15. The method of claim 14, wherein selecting cores to create the uniform distribution of disabled cores and enabled cores comprises:
executing an algorithm that uniformly distributes the selected cores to disable throughout the physical arrangement based on physical locations of currently enabled cores and currently disabled cores.
16. The method of claim 14, wherein selecting target cores to create the uniform physical distribution of disabled cores and enabled cores further comprises:
(i) identifying a max cores cluster from the one or more core clusters that includes a greatest number of enabled cores in relation to the other dies;
(ii) within the max cores cluster, identifying a target core at a location based on the rows and the columns across the processing unit that include a greatest number of enabled cores;
(iii) disabling the target core; and
repeating (i), (ii), and (iii) until the requested number of cores to disable are disabled.

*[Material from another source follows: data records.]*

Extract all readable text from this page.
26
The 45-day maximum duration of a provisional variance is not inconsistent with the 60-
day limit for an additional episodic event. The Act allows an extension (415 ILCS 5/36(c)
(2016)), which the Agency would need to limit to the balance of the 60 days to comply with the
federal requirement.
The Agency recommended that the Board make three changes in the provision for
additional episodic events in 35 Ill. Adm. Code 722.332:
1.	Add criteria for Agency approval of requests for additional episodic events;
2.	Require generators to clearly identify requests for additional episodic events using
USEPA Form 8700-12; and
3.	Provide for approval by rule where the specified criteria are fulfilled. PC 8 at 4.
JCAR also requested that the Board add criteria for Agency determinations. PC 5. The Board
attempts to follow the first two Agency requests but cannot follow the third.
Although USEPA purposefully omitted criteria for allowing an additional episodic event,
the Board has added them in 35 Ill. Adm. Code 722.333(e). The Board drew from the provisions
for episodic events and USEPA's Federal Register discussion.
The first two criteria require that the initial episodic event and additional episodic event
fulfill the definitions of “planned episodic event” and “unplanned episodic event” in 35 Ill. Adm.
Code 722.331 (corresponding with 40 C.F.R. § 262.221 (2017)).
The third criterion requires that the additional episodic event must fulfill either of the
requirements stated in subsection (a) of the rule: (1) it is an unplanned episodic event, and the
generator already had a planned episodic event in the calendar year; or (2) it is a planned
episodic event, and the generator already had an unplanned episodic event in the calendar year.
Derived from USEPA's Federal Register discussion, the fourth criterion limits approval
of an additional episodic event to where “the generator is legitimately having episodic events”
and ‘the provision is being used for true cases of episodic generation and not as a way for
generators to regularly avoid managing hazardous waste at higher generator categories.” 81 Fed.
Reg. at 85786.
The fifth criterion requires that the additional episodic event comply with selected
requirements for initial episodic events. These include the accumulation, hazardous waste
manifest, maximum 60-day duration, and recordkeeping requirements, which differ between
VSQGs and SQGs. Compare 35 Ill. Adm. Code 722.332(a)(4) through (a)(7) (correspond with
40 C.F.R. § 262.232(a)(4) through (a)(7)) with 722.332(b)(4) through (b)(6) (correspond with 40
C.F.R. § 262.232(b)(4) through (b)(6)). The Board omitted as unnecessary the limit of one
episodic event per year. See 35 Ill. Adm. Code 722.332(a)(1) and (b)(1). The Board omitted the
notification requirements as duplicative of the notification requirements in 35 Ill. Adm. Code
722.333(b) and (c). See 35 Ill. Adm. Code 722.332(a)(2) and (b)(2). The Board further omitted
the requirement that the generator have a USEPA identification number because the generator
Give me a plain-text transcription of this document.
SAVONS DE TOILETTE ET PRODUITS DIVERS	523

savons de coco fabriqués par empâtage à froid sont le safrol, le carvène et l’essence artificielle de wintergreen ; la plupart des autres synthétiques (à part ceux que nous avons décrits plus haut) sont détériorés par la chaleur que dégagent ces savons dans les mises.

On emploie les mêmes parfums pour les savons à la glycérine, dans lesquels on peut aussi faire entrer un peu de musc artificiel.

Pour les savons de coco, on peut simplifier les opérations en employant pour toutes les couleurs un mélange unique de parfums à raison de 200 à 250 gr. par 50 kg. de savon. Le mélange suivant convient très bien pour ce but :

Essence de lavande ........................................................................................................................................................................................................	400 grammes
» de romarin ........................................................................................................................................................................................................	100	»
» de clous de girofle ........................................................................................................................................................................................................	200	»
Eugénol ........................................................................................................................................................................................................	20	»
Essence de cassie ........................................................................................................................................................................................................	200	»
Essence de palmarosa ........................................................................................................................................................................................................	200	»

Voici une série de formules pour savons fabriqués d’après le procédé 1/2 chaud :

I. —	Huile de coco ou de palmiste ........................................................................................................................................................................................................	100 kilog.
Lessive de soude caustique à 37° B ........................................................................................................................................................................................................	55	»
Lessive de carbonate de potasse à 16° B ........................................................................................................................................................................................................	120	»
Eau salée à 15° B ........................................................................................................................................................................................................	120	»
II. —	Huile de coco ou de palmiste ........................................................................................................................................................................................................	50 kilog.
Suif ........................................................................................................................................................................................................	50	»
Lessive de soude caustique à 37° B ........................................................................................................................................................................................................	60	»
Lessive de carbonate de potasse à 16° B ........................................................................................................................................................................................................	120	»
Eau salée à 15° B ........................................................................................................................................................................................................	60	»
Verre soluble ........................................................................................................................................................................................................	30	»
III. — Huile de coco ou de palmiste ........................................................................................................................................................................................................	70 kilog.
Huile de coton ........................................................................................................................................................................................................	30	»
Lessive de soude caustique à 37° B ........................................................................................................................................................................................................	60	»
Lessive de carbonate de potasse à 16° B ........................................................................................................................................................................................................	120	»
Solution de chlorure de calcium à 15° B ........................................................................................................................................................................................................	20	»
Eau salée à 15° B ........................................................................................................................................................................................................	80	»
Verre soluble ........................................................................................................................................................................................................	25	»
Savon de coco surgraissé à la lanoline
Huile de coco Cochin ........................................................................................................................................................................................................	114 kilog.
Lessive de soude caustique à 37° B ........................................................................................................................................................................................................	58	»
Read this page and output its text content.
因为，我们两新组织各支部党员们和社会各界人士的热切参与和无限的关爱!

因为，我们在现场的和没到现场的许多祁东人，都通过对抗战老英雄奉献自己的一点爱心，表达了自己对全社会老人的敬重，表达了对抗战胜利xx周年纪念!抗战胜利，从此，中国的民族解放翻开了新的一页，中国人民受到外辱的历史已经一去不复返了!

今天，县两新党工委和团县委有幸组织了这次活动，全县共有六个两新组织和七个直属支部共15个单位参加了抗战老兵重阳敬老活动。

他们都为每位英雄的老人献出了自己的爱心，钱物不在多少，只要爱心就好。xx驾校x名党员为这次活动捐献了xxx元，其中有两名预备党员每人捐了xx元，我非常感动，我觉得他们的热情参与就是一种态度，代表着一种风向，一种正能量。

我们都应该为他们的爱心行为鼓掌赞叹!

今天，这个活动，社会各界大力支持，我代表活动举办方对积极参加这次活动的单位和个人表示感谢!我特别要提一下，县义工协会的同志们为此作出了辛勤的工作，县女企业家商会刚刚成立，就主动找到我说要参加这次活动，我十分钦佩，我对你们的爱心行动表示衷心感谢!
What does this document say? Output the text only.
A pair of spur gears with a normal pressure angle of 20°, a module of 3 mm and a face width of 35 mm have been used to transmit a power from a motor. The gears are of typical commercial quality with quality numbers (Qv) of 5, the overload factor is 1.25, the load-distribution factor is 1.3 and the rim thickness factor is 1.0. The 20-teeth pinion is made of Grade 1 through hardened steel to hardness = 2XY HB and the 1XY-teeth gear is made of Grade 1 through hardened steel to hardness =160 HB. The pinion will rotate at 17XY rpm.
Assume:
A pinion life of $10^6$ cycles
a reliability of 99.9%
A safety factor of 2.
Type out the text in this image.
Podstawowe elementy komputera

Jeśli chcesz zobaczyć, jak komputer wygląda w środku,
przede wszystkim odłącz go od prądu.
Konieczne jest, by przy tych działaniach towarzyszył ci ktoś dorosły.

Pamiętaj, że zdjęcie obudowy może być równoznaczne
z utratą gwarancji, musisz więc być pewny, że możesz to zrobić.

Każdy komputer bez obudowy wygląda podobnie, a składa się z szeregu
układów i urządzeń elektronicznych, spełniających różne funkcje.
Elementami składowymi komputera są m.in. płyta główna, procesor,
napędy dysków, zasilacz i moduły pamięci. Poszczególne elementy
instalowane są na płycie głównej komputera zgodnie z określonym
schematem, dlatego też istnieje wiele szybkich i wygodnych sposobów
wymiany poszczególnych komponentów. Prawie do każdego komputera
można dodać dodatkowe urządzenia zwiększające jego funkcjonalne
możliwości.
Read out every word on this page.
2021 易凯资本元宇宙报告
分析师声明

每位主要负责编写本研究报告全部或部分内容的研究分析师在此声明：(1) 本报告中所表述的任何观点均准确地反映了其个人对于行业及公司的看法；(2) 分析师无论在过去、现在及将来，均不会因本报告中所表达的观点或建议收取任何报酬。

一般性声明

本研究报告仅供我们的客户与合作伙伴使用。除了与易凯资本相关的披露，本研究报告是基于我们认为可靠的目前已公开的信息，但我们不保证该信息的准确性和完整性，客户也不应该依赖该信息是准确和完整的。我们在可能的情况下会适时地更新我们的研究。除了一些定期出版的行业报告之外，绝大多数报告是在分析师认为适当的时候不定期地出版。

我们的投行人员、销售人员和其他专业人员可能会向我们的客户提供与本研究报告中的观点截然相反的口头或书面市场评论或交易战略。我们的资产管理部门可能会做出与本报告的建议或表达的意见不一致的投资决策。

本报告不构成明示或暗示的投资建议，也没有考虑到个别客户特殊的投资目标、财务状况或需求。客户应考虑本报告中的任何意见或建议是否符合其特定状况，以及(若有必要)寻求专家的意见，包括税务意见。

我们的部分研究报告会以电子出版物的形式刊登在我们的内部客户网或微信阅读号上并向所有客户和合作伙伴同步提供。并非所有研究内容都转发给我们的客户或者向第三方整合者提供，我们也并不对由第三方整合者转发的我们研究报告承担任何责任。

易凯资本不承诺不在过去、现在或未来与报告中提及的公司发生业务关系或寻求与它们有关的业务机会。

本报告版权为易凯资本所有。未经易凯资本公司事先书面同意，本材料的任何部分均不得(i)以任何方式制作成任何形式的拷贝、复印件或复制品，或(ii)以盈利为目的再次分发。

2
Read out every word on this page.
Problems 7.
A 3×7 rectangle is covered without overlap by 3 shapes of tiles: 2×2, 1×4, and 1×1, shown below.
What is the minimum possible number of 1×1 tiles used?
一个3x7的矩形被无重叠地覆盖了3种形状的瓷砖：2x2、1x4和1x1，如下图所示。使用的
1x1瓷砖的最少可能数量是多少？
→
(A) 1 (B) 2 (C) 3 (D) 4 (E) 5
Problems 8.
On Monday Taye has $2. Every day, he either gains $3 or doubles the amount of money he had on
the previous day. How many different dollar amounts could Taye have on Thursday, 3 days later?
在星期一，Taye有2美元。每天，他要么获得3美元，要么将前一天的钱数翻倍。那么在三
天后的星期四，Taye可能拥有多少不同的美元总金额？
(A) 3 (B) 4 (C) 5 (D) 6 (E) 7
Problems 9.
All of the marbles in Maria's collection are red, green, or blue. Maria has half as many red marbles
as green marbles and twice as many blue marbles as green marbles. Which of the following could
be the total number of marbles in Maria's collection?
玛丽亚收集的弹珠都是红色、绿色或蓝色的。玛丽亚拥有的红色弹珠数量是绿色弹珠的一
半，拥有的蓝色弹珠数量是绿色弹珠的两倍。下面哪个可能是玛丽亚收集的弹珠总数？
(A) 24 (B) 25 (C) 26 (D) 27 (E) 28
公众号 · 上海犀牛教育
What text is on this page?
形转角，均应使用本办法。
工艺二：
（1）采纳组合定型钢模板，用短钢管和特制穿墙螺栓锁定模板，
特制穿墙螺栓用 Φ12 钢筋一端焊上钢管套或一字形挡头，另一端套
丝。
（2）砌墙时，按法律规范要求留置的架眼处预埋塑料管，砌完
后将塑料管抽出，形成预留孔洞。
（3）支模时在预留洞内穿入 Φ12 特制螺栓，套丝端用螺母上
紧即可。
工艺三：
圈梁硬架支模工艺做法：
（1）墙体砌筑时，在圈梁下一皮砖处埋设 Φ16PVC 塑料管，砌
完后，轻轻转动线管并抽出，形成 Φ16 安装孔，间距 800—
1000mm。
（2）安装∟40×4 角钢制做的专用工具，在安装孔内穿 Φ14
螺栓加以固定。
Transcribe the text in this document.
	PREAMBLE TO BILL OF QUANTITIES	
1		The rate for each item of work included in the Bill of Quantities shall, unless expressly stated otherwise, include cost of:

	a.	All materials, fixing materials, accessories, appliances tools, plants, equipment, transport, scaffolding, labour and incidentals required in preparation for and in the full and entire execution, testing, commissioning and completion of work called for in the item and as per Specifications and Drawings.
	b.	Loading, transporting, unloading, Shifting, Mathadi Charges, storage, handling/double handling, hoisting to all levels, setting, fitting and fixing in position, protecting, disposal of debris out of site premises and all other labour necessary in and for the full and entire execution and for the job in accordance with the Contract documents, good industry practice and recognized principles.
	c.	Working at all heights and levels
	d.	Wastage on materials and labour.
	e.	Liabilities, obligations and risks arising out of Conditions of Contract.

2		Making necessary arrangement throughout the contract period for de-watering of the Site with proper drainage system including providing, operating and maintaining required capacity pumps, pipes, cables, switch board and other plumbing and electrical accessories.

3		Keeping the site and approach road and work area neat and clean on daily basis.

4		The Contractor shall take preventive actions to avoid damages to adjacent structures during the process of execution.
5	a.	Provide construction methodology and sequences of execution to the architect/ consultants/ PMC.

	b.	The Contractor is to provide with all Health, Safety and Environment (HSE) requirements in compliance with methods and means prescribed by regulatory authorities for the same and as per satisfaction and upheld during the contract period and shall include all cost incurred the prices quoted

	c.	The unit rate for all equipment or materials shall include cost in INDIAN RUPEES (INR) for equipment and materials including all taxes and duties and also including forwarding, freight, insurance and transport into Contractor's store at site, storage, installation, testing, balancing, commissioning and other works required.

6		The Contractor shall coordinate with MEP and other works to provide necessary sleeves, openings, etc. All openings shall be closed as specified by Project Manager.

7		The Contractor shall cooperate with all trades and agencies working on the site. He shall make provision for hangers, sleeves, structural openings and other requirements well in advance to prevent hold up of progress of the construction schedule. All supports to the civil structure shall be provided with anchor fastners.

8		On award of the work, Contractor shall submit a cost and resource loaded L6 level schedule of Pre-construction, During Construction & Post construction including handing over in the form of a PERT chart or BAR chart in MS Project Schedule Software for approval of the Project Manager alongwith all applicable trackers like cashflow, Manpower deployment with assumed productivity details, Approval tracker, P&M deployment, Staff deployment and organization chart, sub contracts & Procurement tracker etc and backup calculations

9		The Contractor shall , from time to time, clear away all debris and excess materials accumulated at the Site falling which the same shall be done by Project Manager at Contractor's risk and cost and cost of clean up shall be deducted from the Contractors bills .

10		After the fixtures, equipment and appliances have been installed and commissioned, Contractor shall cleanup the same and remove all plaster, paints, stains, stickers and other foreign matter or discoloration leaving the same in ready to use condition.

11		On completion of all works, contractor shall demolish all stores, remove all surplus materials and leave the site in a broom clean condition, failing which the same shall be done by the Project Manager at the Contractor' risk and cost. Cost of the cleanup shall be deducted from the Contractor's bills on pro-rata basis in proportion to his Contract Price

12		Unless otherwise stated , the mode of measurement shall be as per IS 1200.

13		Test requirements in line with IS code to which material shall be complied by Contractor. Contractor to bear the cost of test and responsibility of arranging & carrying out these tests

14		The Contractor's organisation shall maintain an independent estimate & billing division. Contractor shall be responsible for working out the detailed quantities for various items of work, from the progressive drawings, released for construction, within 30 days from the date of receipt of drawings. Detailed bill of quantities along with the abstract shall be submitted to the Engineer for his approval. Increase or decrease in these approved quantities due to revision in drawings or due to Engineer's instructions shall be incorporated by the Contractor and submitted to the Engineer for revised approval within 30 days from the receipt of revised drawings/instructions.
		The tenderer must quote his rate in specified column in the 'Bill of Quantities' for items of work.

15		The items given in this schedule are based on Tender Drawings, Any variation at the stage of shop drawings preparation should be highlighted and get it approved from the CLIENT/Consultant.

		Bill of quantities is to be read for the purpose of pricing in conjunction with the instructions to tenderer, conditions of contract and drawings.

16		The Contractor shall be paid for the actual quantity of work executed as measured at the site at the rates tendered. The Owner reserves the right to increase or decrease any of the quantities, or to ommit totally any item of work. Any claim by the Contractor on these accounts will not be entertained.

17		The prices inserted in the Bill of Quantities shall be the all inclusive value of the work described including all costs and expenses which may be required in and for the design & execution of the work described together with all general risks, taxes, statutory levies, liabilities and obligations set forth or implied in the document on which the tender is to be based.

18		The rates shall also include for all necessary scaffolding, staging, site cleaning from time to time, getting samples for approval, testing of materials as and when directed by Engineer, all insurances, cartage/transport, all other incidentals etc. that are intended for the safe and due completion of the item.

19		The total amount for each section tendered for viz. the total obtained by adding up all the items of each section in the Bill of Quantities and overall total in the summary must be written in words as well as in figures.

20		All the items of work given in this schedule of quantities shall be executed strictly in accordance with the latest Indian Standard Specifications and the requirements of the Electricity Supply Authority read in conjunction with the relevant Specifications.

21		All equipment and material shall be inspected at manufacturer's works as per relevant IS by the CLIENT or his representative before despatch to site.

17. The method of claim 14, further comprising:
determining the physical arrangement of the plurality of cores from a core map that defines the plurality of cores for the one or more core clusters arranged in rows and columns;
identifying an area in the core map that includes a greatest number of enabled cores based on a summed combination of enabled cores from the rows and columns; and
selecting a target enabled core in the area and disabling the target enabled core.
18. The method of claim 14, further comprising:
selecting a first core cluster from the one or more core clusters that includes a greatest number of enabled cores from the plurality of cores;
in the selected first core cluster, identifying and selecting a most heavily utilized row and column in a core map including a row and column combination having a maximum number of enabled cores, where the row and column identifies a target core; and
disabling the target core associated with the row and column location.
19. The method of claim 14, wherein the plurality of cores is arranged on one or more dies within the processing unit, wherein each die is associated with a different core cluster, wherein the method further comprises:
determining whether the physical arrangement represented by a core map of the processing unit includes an irregular core cluster;
wherein the irregular core cluster has one or more missing cores that are not present in one or more locations on the associated die causing the irregular core cluster to have an incomplete matrix of cores; and
for the one or more locations that do not have a core present, inserting a simulated disabled core into the core map to convert the irregular core cluster to a regular core cluster.
20. The method of claim 14, wherein selecting the target cores to create the uniform physical distribution of disabled cores and enabled cores further comprising:
distributing cores in two different dimensions including a first dimension across the one or more core clusters and a second dimension across a physical layout of the plurality of cores.